Any state-sponsored (or independent) hackers should be able to do a reasonably good job of hiding their location, so the locations of these IP addresses probably will not help us glean much new information. Furthermore, GeoLocation is not always the most accurate way to identify location. Despite that, I have been meaning to learn QGIS, and I will likely need it for future projects at work. It's been 3 or 4 years since I last used ArcGIS for anything big, so it seemed like a good time to learn an open source alternative.

The Process

I downloaded the CSV file from US-CERT, processed the IP addresses to get them in a xxx.yyy.zz.nn format, and used the short R script below from Robert Grant's blog (his actual blog here). Notice that it requires the rjson package.

ip.addresses <- read.csv('IPAddressTor.csv', colClasses=c("character"))

freegeoip <- function(ip, format = ifelse(length(ip)==1,'list','dataframe'))
{
  if (1 == length(ip))
  {
    # a single IP address
    require(rjson)
    url <- paste(c("http://freegeoip.net/json/", ip), collapse='')
    ret <- fromJSON(readLines(url, warn=FALSE))
    if (format == 'dataframe')
      ret <- data.frame(t(unlist(ret)))
    return(ret)
  } else {
    ret <- data.frame()
    for (i in 1:length(ip))
    {
      r <- freegeoip(ip[i], format="dataframe")
      ret <- rbind(ret, r)
    }
    return(ret)
  }
}

locations.df <- freegeoip(ip.addresses$FBI_ADDRESS)
write.csv(locations.df, file = "IPAddressGeoLocated.csv", row.names = FALSE, na="")
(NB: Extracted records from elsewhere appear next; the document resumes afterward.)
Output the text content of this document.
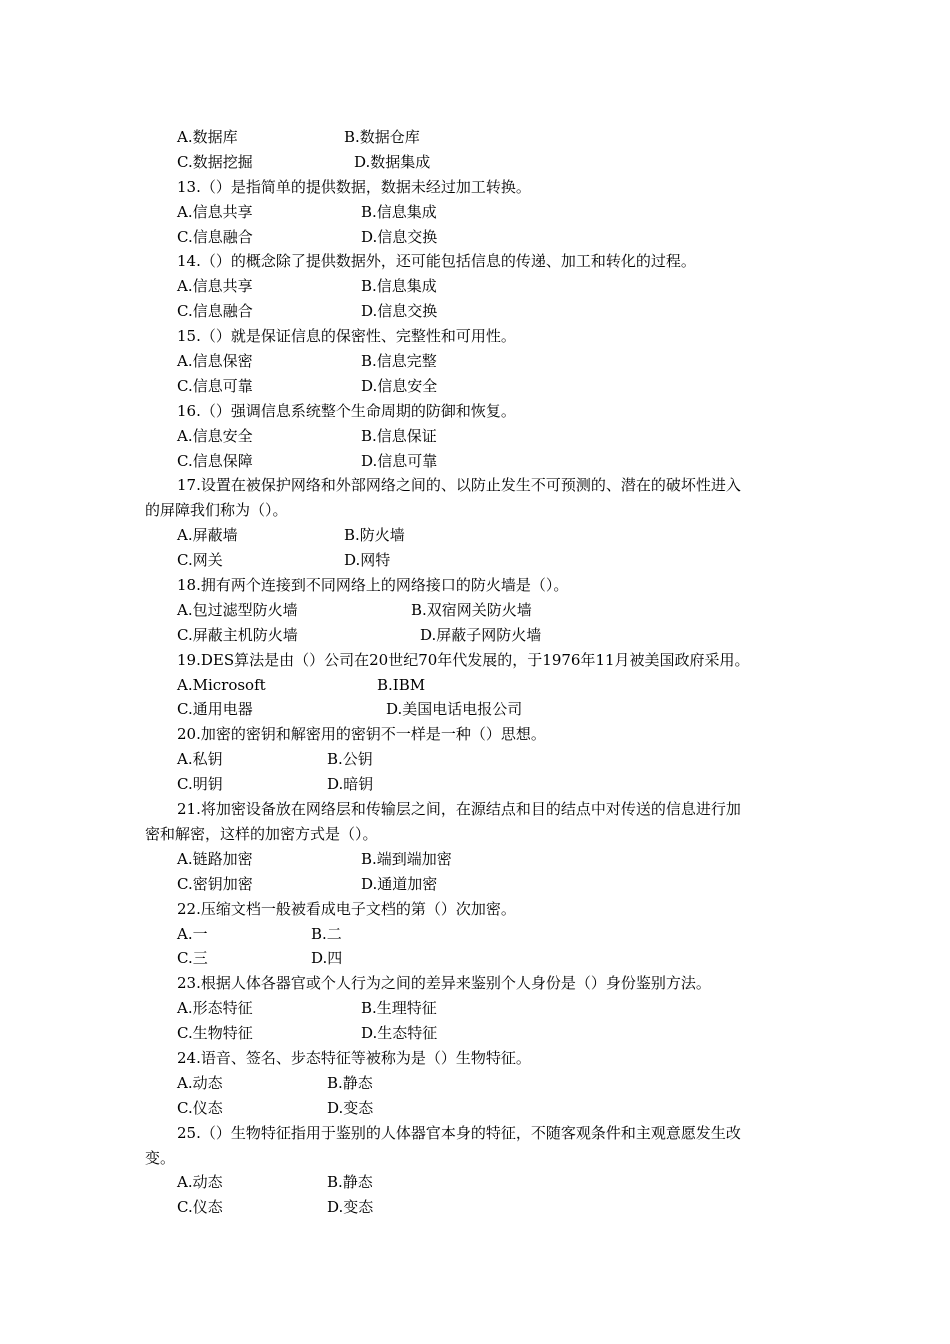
A.数据库	B.数据仓库
C.数据挖掘	D.数据集成
13.（）是指简单的提供数据，数据未经过加工转换。
A.信息共享	B.信息集成
C.信息融合	D.信息交换
14.（）的概念除了提供数据外，还可能包括信息的传递、加工和转化的过程。
A.信息共享	B.信息集成
C.信息融合	D.信息交换
15.（）就是保证信息的保密性、完整性和可用性。
A.信息保密	B.信息完整
C.信息可靠	D.信息安全
16.（）强调信息系统整个生命周期的防御和恢复。
A.信息安全	B.信息保证
C.信息保障	D.信息可靠
17.设置在被保护网络和外部网络之间的、以防止发生不可预测的、潜在的破坏性进入
的屏障我们称为（）。
A.屏蔽墙	B.防火墙
C.网关	D.网特
18.拥有两个连接到不同网络上的网络接口的防火墙是（）。
A.包过滤型防火墙	B.双宿网关防火墙
C.屏蔽主机防火墙	D.屏蔽子网防火墙
19.DES算法是由（）公司在20世纪70年代发展的，于1976年11月被美国政府采用。
A.Microsoft	B.IBM
C.通用电器	D.美国电话电报公司
20.加密的密钥和解密用的密钥不一样是一种（）思想。
A.私钥	B.公钥
C.明钥	D.暗钥
21.将加密设备放在网络层和传输层之间，在源结点和目的结点中对传送的信息进行加
密和解密，这样的加密方式是（）。
A.链路加密	B.端到端加密
C.密钥加密	D.通道加密
22.压缩文档一般被看成电子文档的第（）次加密。
A.一	B.二
C.三	D.四
23.根据人体各器官或个人行为之间的差异来鉴别个人身份是（）身份鉴别方法。
A.形态特征	B.生理特征
C.生物特征	D.生态特征
24.语音、签名、步态特征等被称为是（）生物特征。
A.动态	B.静态
C.仪态	D.变态
25.（）生物特征指用于鉴别的人体器官本身的特征，不随客观条件和主观意愿发生改
变。
A.动态	B.静态
C.仪态	D.变态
I then imported the output into QGIS as point data and used the country shapefiles from Natural Earth. I used the tool in Vector -> Analysis Tools -> Count Points in Polygon to count the number of IP addresses in each country. I followed the tutorial from Mickael HOARAU on Anita Graser's blog using my own choice of Material Design colors (they don't look quite as good). The output is below, and I think it turned out pretty well for my first map in 3 years. If I made it again, I would use the less detailed shapefiles from Natural Earth so there would be fewer islands showing up as black dots cluttering the map.